Brian (Paul Dano) is the youngest of three sons, his parents (Ed Asner, Jane Alexander) so elderly that most people mistake them for his grandparents. He sells mattresses in an old Gotham warehouse, where portly, bossy Al Lolly (John Goodman) rolls in, ready to pick out the most expensive bed on the floor.
Later the same day, Al’s attractive daughter, Harriet (Zooey Deschanel), also pops by to actually buy the bed for her dad, and, after getting chummy with Brian, proceeds to take a long nap in the store.
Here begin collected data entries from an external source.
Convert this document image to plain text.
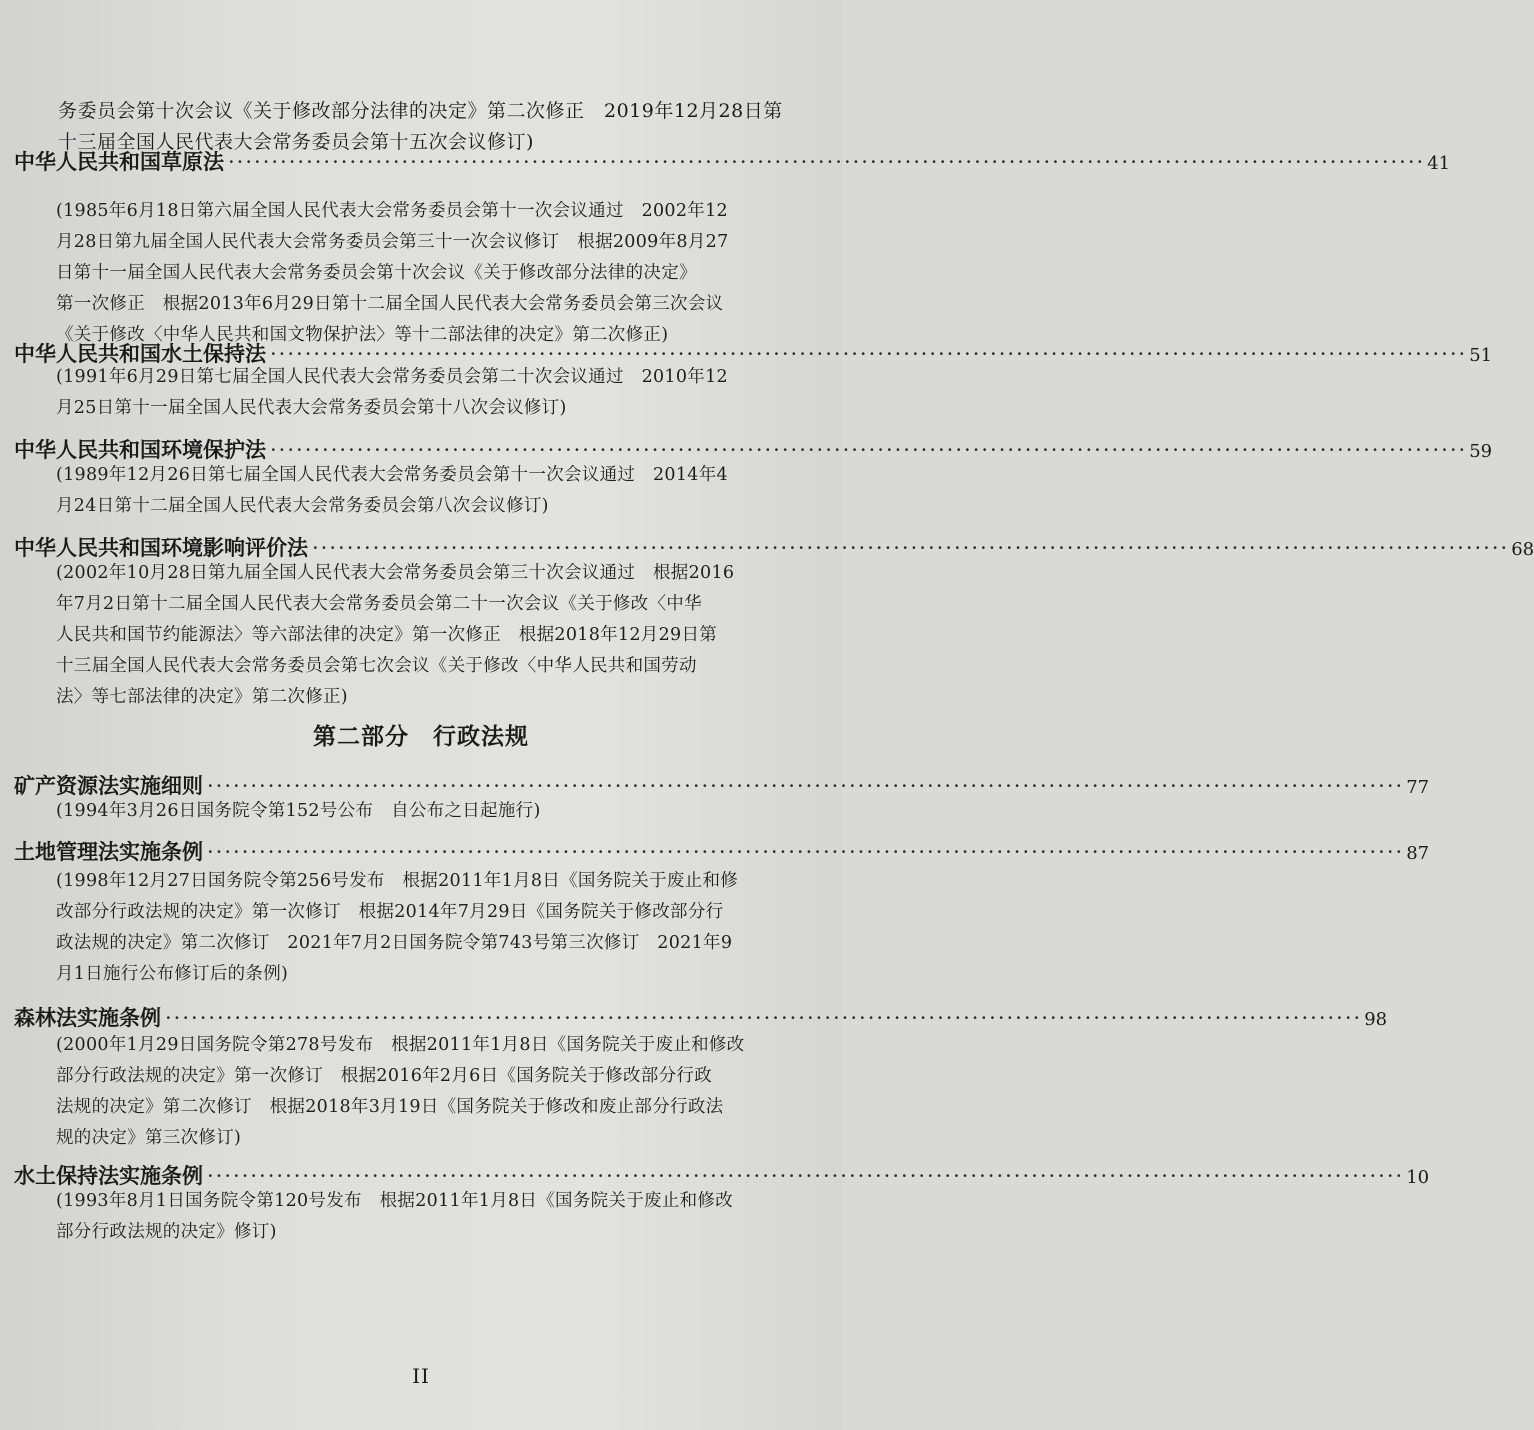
务委员会第十次会议《关于修改部分法律的决定》第二次修正　2019年12月28日第
十三届全国人民代表大会常务委员会第十五次会议修订)
中华人民共和国草原法 ·········································································································································· 41
(1985年6月18日第六届全国人民代表大会常务委员会第十一次会议通过　2002年12
月28日第九届全国人民代表大会常务委员会第三十一次会议修订　根据2009年8月27
日第十一届全国人民代表大会常务委员会第十次会议《关于修改部分法律的决定》
第一次修正　根据2013年6月29日第十二届全国人民代表大会常务委员会第三次会议
《关于修改〈中华人民共和国文物保护法〉等十二部法律的决定》第二次修正)
中华人民共和国水土保持法 ·········································································································································· 51
(1991年6月29日第七届全国人民代表大会常务委员会第二十次会议通过　2010年12
月25日第十一届全国人民代表大会常务委员会第十八次会议修订)
中华人民共和国环境保护法 ·········································································································································· 59
(1989年12月26日第七届全国人民代表大会常务委员会第十一次会议通过　2014年4
月24日第十二届全国人民代表大会常务委员会第八次会议修订)
中华人民共和国环境影响评价法 ·········································································································································· 68
(2002年10月28日第九届全国人民代表大会常务委员会第三十次会议通过　根据2016
年7月2日第十二届全国人民代表大会常务委员会第二十一次会议《关于修改〈中华
人民共和国节约能源法〉等六部法律的决定》第一次修正　根据2018年12月29日第
十三届全国人民代表大会常务委员会第七次会议《关于修改〈中华人民共和国劳动
法〉等七部法律的决定》第二次修正)
第二部分　行政法规
矿产资源法实施细则 ·········································································································································· 77
(1994年3月26日国务院令第152号公布　自公布之日起施行)
土地管理法实施条例 ·········································································································································· 87
(1998年12月27日国务院令第256号发布　根据2011年1月8日《国务院关于废止和修
改部分行政法规的决定》第一次修订　根据2014年7月29日《国务院关于修改部分行
政法规的决定》第二次修订　2021年7月2日国务院令第743号第三次修订　2021年9
月1日施行公布修订后的条例)
森林法实施条例 ·········································································································································· 98
(2000年1月29日国务院令第278号发布　根据2011年1月8日《国务院关于废止和修改
部分行政法规的决定》第一次修订　根据2016年2月6日《国务院关于修改部分行政
法规的决定》第二次修订　根据2018年3月19日《国务院关于修改和废止部分行政法
规的决定》第三次修订)
水土保持法实施条例 ·········································································································································· 10
(1993年8月1日国务院令第120号发布　根据2011年1月8日《国务院关于废止和修改
部分行政法规的决定》修订)
II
Dano plays Brian as if he’s half-asleep, with every line delivery as flat and uninflected as possible. Impossible to read as a person, but mildly friendly, Brian tells Harriet he’s in process of adopting a Chinese baby to raise as a single parent. Why Chinese? Just something he’s had in his head since a child.
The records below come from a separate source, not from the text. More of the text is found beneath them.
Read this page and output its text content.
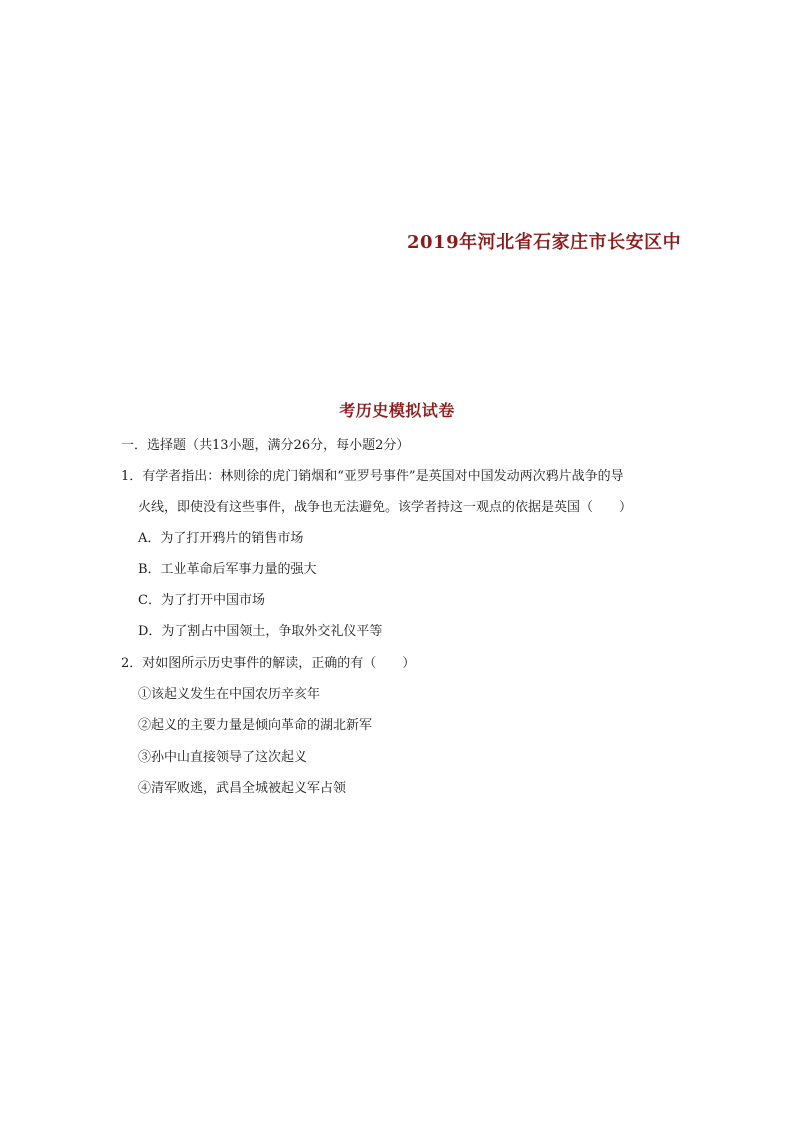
2019年河北省石家庄市长安区中
考历史模拟试卷
一．选择题（共13小题，满分26分，每小题2分）
1．有学者指出：林则徐的虎门销烟和“亚罗号事件”是英国对中国发动两次鸦片战争的导
火线，即使没有这些事件，战争也无法避免。该学者持这一观点的依据是英国（　　）
A．为了打开鸦片的销售市场
B．工业革命后军事力量的强大
C．为了打开中国市场
D．为了割占中国领土，争取外交礼仪平等
2．对如图所示历史事件的解读，正确的有（　　）
①该起义发生在中国农历辛亥年
②起义的主要力量是倾向革命的湖北新军
③孙中山直接领导了这次起义
④清军败逃，武昌全城被起义军占领
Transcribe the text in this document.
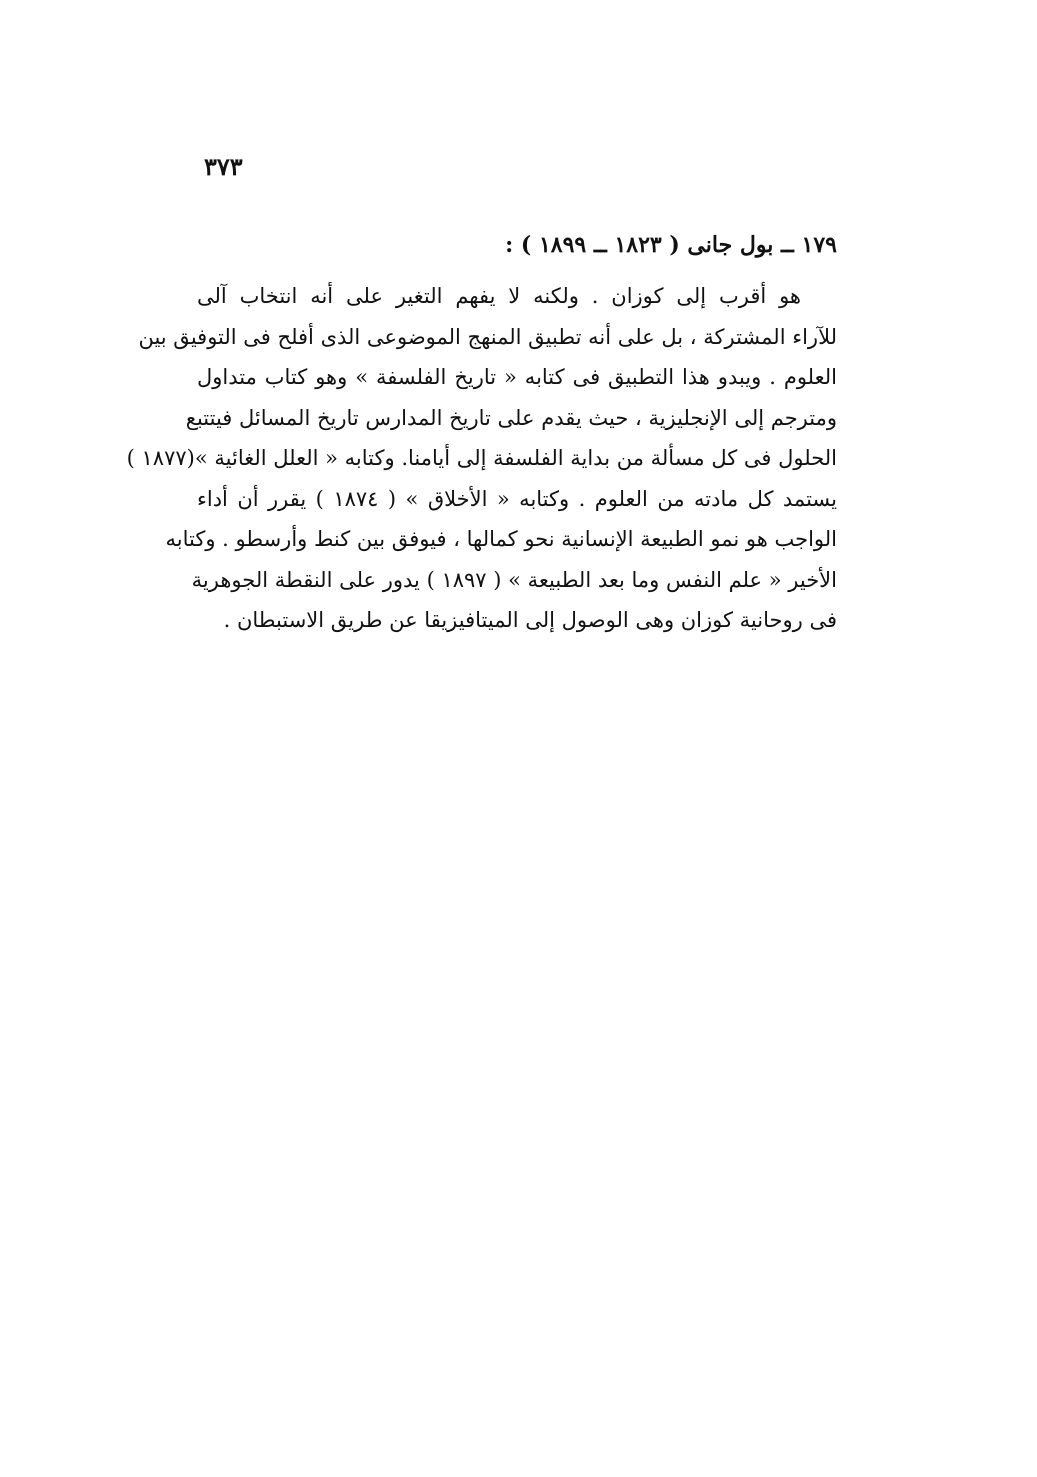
٣٧٣
١٧٩ ــ بول جانى ( ١٨٢٣ ــ ١٨٩٩ ) :
هو أقرب إلى كوزان . ولكنه لا يفهم التغير على أنه انتخاب آلى
للآراء المشتركة ، بل على أنه تطبيق المنهج الموضوعى الذى أفلح فى التوفيق بين
العلوم . ويبدو هذا التطبيق فى كتابه « تاريخ الفلسفة » وهو كتاب متداول
ومترجم إلى الإنجليزية ، حيث يقدم على تاريخ المدارس تاريخ المسائل فيتتبع
الحلول فى كل مسألة من بداية الفلسفة إلى أيامنا. وكتابه « العلل الغائية »(١٨٧٧ )
يستمد كل مادته من العلوم . وكتابه « الأخلاق » ( ١٨٧٤ ) يقرر أن أداء
الواجب هو نمو الطبيعة الإنسانية نحو كمالها ، فيوفق بين كنط وأرسطو . وكتابه
الأخير « علم النفس وما بعد الطبيعة » ( ١٨٩٧ ) يدور على النقطة الجوهرية
فى روحانية كوزان وهى الوصول إلى الميتافيزيقا عن طريق الاستبطان .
This is just one of about 355 (or, at least, it seems that many) odd facts, quirks and bits of nonsense that pepper the talky script by Aselton and Adam Nagata, who appear to believe the more curiosities shoehorned into a narrative, the more fun the ride.
But as Brian is drawn more into Harriet’s world, which means Al’s peculiar world, and as Brian’s own strange family is introduced — with Asner as a half-cracked old coot who gets high on mushrooms in his Vermont home — the film loses track of itself.
Only late into the story is there anything resembling an honest moment between characters, when Brian has good news about his adoption and Harriet, who’s fallen in love with him, quietly freaks at the prospect of a kid.
As a hybrid of Kaufman and Hart and a Sundance-style movie, set amid well-off, over-educated East Coasters, “Gigantic” places characters on display rather than revealing people worth discovering, even as the performances are kept at an unusually low key, led by Dano and Deschanel.
Goodman and Asner’s perfs lead one to conclude that all the parents here are nuts. In one of the weirdest supporting turns in some time, Zack Galifianakis plays a homeless guy who brutally attacks Brian twice, for no good reason except to add another ridiculous layer to this cake.
Tech credits are first-rate, particularly Peter Donahue’s cool and shiny widescreen lensing.